Cette approche a mené le Gouvernement à se doter d’un Groupe des affaires féminines, qui joue un rôle de catalyseur et de facilitateur. Le Groupe n’est pas chargé de concevoir ou d’appliquer des programmes détaillés car cette tâche incombe aux principaux ministères. Dans le cadre de leurs responsabilités, ces ministères travaillent en étroite collaboration avec le Groupe à promouvoir la cause des femmes. Les ministères et le Groupe travaillent également en étroite collaboration avec la Commission pour l'égalité des chances et des représentants de la société civile, notamment des organisations non gouvernementales. La Commission nationale des femmes figure parmi leurs principaux partenaires. La Commission pour l'égalité des chances et la Commission nationale des femmes ont contribué dans une mesure importante à l’élaboration du quatrième rapport. L’accent mis sur le partenariat avec d’autres organismes témoigne de la prise de conscience qu’un partenariat entre tous les secteurs sociaux est indispensable si l’on veut des progrès réels pour les femmes.
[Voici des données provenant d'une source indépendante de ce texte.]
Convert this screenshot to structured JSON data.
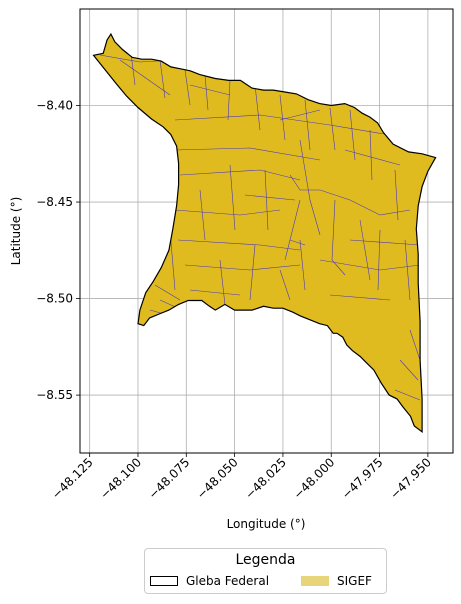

Le quatrième rapport rend compte d’une évolution notable qui témoigne de la détermination du Gouvernement à faire réellement progresser la situation des femmes. Les nouvelles initiatives clefs sont les suivantes : Stratégie nationale en matière de garderie d’enfants, importante réforme budgétaire, notamment la plus grande augmentation jamais appliquée aux prestations accordées aux enfants, et introduction d’un salaire minimum national, dont les femmes sont les principales bénéficiaires. De nouveaux programmes en faveur de l’emploi accordent une importance particulière aux conditions des femmes et les mesures prévues dans le Chapitre social de l’Union européenne ont été mises en application. L’intervenante appelle l’attention sur le fait que le Royaume-Uni s’est engagé pour une longue durée à assurer des soins de santé pour tous et l’éducation pour tous. Ces deux secteurs bénéficient d’apports de capitaux importants et constituent les supports stratégiques des progrès décrits dans le quatrième rapport.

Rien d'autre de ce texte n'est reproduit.